Like every other PDF library, FPDF will also draw lines. Which is interesting because if you fold a piece of letter-sized paper in three along its height, each section is about the size of an index card or a Moleskin page. If you fold it again once width-wise you basically have an index card. Or an accordion of three index cards with some space left over for notes.

Something like this :


                        # Simple - aaPDF subclasses FPDF and takes care
                        # of drawing lines and ensuring that no text is
                        # placed on the folds

                        $title = "Hello World";
                        $body = "This page left intentionally blank";

                        $aa = new aaPDF(array($title => $body));
                        $aa->draw();

                        # Not simple - tablePDF subclasses aaPDF 
                        # and redefines the 'render' method to
                        # generate formatted text from $tbl

                        $page = 'Joe Beef';

                        $mw = new mwExport('example.com');
                        list($title, $body, $url) = $mw->export($page);

                        $tbl = new table($url, $body);

                        $pdf = new tablePDF(array($tbl));
                        $pdf->draw();
                    

That's about as complicated a document as I've created so far, between the map which is pulled in on the fly and the QR codes (one points to the wiki page used to generate the document; the other contains a vCard of the restaurant's address and website) but the principle is the same whether it's a recipe, a bottle of wine or a restaurant : A letter-sized page folded three times with a chunk of text that may or may not be formatted.

Print a bunch of them out and you have a book that you can stick in your bag on the way out the door. (If you're wondering about multi-page documents, the short answer is : I'm not dealing with that problem just yet.)

The plan is to release the code (and examples) for aaPDF.php but it needs a few more days of testing and little things like documentation.

Part Six

Information wants to be used not managed.

I have near continuous access to the Internets these days and I get to play with most of the cool mobile nerd toys. I even have a Moleskin, not that I ever use it for anything except tearing out pages and scribbling notes and maps for other people.

I want to use the Internets for the things they are good at — like distribution and searchification — but I am not ready to give up something I can hold in my hands. I am not ready to have all my actions dictated by the physical contraints of a device that is little more than over-priced landfill outside of a limited set of conditions.
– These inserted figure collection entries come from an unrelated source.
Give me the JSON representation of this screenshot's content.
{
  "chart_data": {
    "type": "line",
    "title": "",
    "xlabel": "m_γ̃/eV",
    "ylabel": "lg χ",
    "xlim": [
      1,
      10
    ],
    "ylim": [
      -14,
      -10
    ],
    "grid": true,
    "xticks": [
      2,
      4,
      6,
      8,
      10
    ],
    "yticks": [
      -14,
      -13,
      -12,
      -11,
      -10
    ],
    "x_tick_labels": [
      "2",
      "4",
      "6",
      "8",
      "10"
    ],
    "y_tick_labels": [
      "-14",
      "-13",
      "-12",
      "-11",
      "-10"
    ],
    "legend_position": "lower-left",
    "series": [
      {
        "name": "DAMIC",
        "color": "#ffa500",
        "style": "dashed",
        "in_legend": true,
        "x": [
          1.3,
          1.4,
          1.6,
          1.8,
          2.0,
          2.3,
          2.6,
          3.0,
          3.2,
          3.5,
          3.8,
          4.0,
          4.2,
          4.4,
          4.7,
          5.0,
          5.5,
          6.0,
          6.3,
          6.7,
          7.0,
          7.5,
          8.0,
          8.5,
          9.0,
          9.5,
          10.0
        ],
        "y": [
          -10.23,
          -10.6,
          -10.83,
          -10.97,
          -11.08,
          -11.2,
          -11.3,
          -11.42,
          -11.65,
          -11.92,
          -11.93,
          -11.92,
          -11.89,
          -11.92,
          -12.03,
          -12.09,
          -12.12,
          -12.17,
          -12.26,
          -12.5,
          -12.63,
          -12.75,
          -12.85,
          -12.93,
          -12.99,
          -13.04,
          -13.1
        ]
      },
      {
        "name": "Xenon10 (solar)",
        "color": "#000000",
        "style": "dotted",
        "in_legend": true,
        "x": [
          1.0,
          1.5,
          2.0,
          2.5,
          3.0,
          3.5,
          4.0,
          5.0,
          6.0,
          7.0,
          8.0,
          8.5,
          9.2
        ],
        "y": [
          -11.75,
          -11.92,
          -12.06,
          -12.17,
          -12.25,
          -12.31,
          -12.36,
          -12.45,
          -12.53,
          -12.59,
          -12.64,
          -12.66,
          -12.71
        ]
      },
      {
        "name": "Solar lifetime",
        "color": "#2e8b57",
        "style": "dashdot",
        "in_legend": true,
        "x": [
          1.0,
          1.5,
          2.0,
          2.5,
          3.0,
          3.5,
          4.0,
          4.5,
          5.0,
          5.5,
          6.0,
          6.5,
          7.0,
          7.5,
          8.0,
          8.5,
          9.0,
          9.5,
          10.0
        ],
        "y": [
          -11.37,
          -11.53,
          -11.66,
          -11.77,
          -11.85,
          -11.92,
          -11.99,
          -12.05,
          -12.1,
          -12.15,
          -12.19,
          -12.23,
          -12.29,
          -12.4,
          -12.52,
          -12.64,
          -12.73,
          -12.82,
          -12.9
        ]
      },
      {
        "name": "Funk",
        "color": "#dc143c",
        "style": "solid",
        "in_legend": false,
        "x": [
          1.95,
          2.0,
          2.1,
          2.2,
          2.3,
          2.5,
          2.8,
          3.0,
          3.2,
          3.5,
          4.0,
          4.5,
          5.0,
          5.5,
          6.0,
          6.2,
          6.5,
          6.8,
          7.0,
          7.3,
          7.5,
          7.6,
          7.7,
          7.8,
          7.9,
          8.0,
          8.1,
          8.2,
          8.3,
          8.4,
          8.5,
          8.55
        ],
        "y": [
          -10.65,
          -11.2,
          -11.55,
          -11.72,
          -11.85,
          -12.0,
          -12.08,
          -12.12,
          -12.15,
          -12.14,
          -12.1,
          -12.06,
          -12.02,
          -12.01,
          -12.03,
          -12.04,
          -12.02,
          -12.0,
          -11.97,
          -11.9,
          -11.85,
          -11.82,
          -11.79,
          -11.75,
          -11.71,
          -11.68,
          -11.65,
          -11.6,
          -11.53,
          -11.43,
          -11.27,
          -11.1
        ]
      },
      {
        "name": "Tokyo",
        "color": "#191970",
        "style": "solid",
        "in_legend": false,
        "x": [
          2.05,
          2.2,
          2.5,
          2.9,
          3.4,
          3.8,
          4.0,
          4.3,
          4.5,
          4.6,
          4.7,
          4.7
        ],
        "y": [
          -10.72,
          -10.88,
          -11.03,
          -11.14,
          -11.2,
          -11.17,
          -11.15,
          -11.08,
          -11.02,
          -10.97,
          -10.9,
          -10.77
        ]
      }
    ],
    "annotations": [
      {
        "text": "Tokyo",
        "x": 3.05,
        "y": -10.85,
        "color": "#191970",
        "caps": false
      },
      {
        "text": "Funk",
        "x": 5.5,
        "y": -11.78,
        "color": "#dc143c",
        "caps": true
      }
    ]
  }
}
It's true that paper is no match for, say, molasses or fire but then neither are computers.

Paper, on the other hand, can suffer water and power failures; can be folded and sat on; can be thrown; can be copied by humans and machines alike; is about eight million times less irritating at the dinner table.

The really great thing about digital publishing tools and mobile devices connected to the Internets is that we have almost reached to the point where we can toggle seamlessly (hahahaha....sorry) between physical and digital artifacts without needing to say really assinine things like : Paper is dead.

We can use the computers to generate paper things to use and hold in the comfort of our own privacy and to share with friends and barcodes (or something similar — the first one of you to say RFID gets a punch in the head) to link them back to a larger community.

Granted, it's all still a bit rough around the edges.

I'm guessing we are only a couple years away from people being able to print custom, limited edition (like editions of one) books of all and any flavour at a price where they won't just be lifestyle porn. I bet the Moleskin people will be there or if they're not they should probably start thinking about it. I hope Derek is there.

Until then, I will stick to pieces of 8.5 x 11 folded and kept in a small metal box.

Small pieces of paper, loosely joined.